Although less accurate than quartz crystals, ceramic resonators are an alternative to the more costly crystal resonators. Like crystal resonators, ceramic resonators use the piezoelectric properties in the material, such as lead zirconium titanate (PZT). In this design, metal electrodes placed on the top and bottom of the ceramic substrate, a voltage is applied, and the substrate vibrates between the electrodes are energized, thus yielding a resonant frequency determined by the thickness of the material.
SAW and BAW Resonators
Much like crystal resonators, surface acoustic wave (SAW) resonators are components in oscillators found in higher-frequency applications. A SAW is made of an interdigital transducer with two grating reflectors that are placed on a piezoelectric material by a photolithographic process. This photolithographic process uses light to transfer a geometric pattern from a light-sensitive chemical photoresist, or resist, onto the substrate. The reflectors then form a resonant cavity that is coupled to the external circuit by the transducer.
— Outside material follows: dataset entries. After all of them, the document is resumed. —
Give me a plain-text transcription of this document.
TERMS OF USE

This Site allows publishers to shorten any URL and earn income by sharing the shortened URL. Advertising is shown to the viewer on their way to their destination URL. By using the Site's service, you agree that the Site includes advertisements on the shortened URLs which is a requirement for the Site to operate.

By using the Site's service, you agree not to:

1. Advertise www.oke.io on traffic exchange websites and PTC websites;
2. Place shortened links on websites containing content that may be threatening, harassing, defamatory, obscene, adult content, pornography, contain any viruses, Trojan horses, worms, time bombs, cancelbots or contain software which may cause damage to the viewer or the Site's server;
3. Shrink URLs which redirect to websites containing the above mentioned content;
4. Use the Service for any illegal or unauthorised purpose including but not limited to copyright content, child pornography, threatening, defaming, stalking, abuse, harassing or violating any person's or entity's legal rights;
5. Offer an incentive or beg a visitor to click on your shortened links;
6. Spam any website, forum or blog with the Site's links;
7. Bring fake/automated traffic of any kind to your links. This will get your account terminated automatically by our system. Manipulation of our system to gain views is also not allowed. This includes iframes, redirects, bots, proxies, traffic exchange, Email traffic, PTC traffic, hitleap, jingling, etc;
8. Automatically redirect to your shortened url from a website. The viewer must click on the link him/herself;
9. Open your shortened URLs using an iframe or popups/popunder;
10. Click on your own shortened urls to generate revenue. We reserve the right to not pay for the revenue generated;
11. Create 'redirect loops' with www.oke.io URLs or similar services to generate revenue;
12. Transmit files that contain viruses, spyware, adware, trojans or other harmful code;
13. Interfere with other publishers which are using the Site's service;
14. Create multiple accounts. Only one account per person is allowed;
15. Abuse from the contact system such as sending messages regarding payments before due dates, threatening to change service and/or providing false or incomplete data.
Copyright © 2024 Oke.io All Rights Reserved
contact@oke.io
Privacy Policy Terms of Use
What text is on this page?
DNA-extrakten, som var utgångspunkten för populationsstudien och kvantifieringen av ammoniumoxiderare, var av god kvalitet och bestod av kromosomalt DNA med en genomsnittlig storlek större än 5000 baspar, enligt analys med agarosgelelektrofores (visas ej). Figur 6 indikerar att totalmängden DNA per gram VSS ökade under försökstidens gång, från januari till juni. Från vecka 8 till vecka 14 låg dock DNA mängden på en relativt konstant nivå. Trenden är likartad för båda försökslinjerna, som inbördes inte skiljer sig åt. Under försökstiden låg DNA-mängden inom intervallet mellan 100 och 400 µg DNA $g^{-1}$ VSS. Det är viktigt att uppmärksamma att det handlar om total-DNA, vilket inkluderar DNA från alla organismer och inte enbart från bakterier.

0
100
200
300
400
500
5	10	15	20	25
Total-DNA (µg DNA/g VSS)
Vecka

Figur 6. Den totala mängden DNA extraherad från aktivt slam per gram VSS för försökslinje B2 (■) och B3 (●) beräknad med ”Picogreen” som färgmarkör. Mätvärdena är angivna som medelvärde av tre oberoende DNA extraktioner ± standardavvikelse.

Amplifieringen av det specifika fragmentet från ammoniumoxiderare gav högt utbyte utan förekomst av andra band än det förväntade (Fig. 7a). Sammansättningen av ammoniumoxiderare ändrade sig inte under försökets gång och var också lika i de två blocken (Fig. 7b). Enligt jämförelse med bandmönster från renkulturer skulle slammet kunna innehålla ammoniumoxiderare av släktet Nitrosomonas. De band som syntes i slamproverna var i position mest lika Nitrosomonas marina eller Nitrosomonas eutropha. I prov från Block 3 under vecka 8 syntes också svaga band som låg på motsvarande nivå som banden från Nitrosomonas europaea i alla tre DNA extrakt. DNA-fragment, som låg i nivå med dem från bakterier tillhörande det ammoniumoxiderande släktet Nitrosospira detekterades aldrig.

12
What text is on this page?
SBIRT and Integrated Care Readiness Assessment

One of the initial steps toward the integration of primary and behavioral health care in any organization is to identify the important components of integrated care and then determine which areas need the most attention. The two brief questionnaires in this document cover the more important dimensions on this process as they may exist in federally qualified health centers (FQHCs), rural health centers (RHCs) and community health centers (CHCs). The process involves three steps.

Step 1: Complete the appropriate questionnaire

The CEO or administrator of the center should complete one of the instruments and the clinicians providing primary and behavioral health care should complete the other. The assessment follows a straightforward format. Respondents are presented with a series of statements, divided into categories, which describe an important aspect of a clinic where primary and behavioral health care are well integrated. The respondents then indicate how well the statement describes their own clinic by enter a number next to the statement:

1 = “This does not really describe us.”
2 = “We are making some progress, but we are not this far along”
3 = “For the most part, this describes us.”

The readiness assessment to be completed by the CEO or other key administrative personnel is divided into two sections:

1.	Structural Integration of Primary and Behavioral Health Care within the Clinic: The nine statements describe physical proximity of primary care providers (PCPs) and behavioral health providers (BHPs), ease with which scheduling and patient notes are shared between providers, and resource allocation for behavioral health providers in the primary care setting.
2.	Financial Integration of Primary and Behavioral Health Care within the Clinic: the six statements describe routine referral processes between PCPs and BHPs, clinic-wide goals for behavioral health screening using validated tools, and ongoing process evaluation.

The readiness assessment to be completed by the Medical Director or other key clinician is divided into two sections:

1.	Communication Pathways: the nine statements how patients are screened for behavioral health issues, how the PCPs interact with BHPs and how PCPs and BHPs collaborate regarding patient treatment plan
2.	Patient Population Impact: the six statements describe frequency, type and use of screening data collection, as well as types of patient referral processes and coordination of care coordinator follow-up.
Applications include automotive remote-keyless-entry (RKE) devices, security systems, and garage door openers. Similarly, BAW resonators leverage bulk acoustic waves instead of surface acoustic waves to generate a resonant effect.
Yttrium iron garnet (YIG) resonators are used as components in the design of oscillators and filters. A YIG is a synthetic form of garnet with magnetic properties that exhibits a very high Q and low phase noise oscillations capable of achieving multi-octave bandwidths. In the sphere configuration, a single crystal of synthetic yttrium iron garnet acts as a resonator with the garnet mounted on a ceramic rod with a pair of small loops around the sphere couple fields where the loops are half-turns and positioned at right-angles to prevent direct EM coupling. One advantage of the YIG is that the garnet can be tuned over a wide frequency range by varying the strength of the magnetic field, anywhere from 3 GHz up to 50 GHz. YIG filters are usually made of several coupled stages where each stage is designed with a sphere and a pair of loops.